К вечеру подняли тревогу. Через три дня он был пойман и приговорен к расстрелу. Хотя он уверял, что никого из своих не видел, было решено, что место нахождения лагеря в опасности и нужно спешно перебираться. Но сначала должна была состояться казнь. Все наши ребята, кроме Фердинанда-чеха, отказались от этой грязной работы. Вызвали бойцов из соседней группы. Фердинанд-немец попросил нас исполнить его последнюю просьбу: написал письмо своим родителям и сестре, в котором хвалил нас, описал свой побег и приговор маки. Писал он также, что не боится умереть и заклинал не осуждать нас. Его привязали к дереву, он просил не завязывать ему глаза…

Те из нас, которые имели мужество присутствовать при его последних минутах, — плакали. Плакал и я, и мне не стыдно в этом признаться. Мы с ужасом думали, что другой Фердинанд будет развлекаться своим садистическим приемом. Когда раздалась команда — «Становись», — я сделал вид, что поскользнулся, и сбил чеха с ног. Падая и бранясь, он выронил винтовку, и немного погодя я с облегчением услышал залп. Фердинанд-немец, как нам показалось, даже ранен не был. Он стоял так же прямо, закинув голову. Потом дрогнул, дрогнул вторично и начал медленно сползать вдоль ствола. Когда к нему подошли, он был уже мертв…

Морис замолчал.

— Ну а письмо-то его отправили в деревню?

— Нет, знаешь, решили не отправлять.
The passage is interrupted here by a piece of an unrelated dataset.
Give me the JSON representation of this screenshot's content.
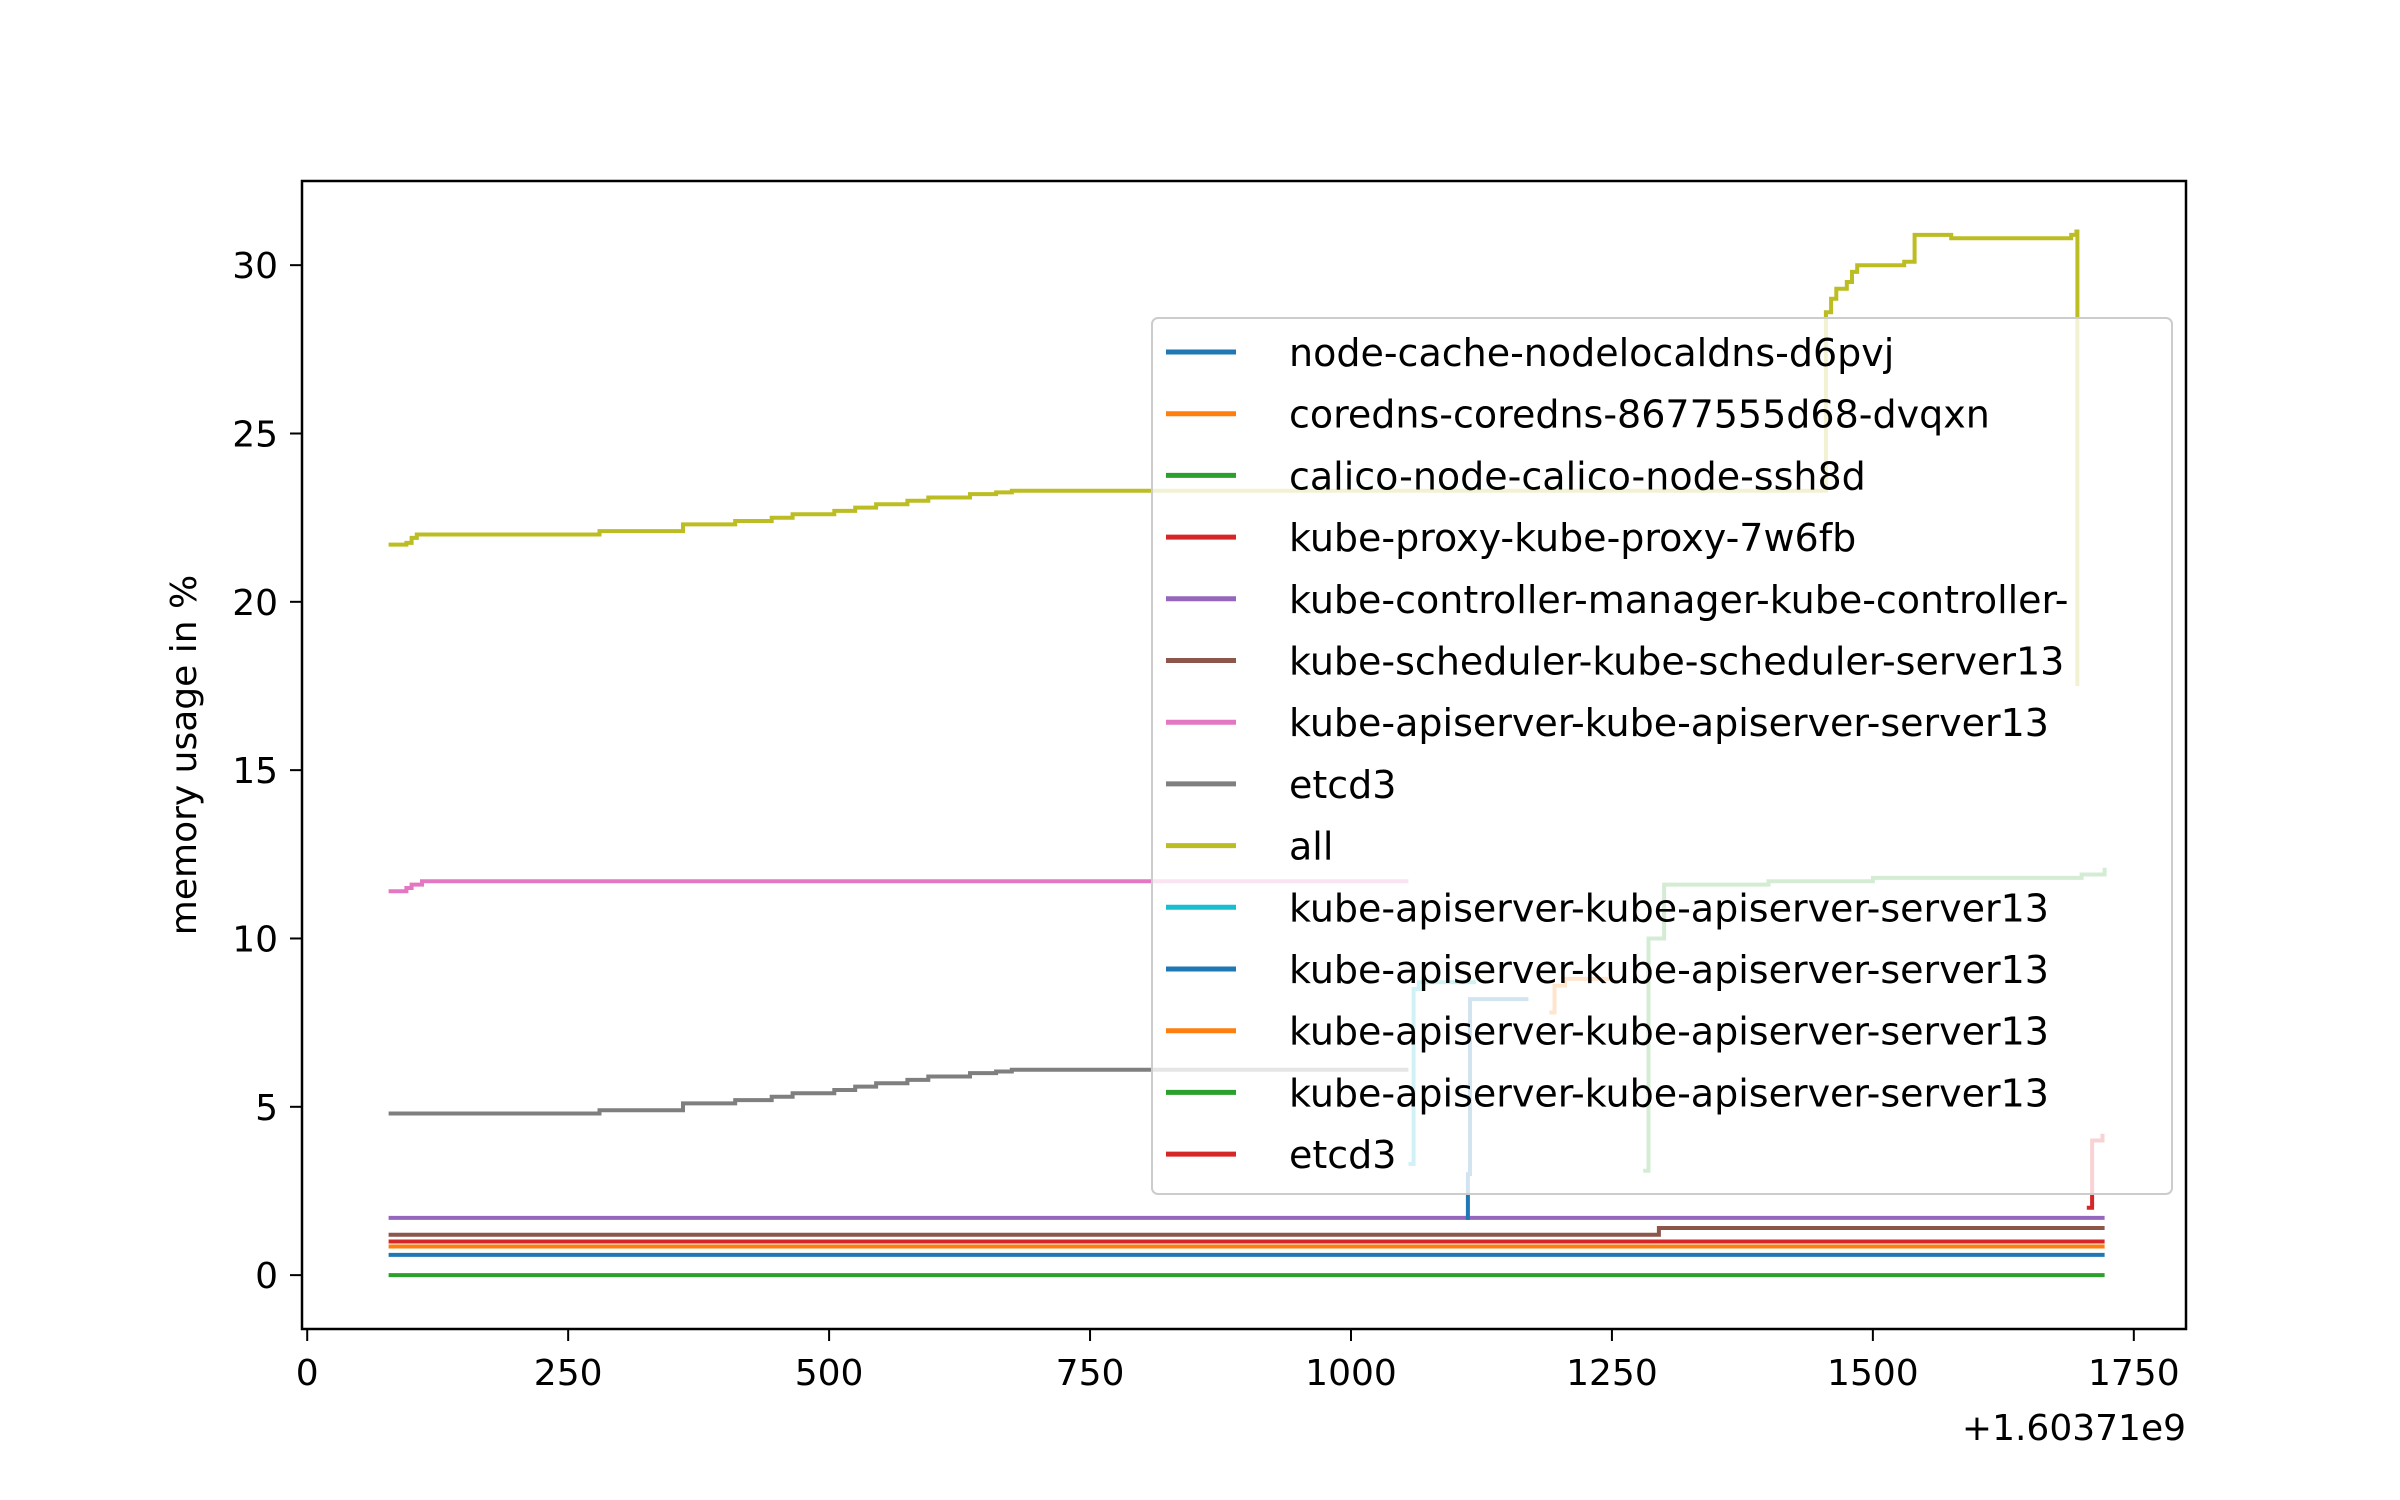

Сожгли.

— Сволочи! — процедил я сквозь зубы.

— Да, сволочи, — не поняв, сказал Вэнсан-горняк, оказывается больше уже не засыпавший. — Все немцы сволочи…

Ни Морис, ни я ему не ответили.

Минут через двадцать я встал и, взявши винтовку и ручную гранату, пошел на пост. Сменив часового, я ходил взад и вперед, и мысли мои были далеко от лагеря. Незаметно пробежали два часа, но не хотелось возвращаться в хижину. Отослав спать обрадованную смену, я остался на посту до утра.

Нарушая правила, закурил. Закурил не обычную смесь кукурузных листьев и сухого конского навоза, а настоящую французскую папиросу, мою последнюю.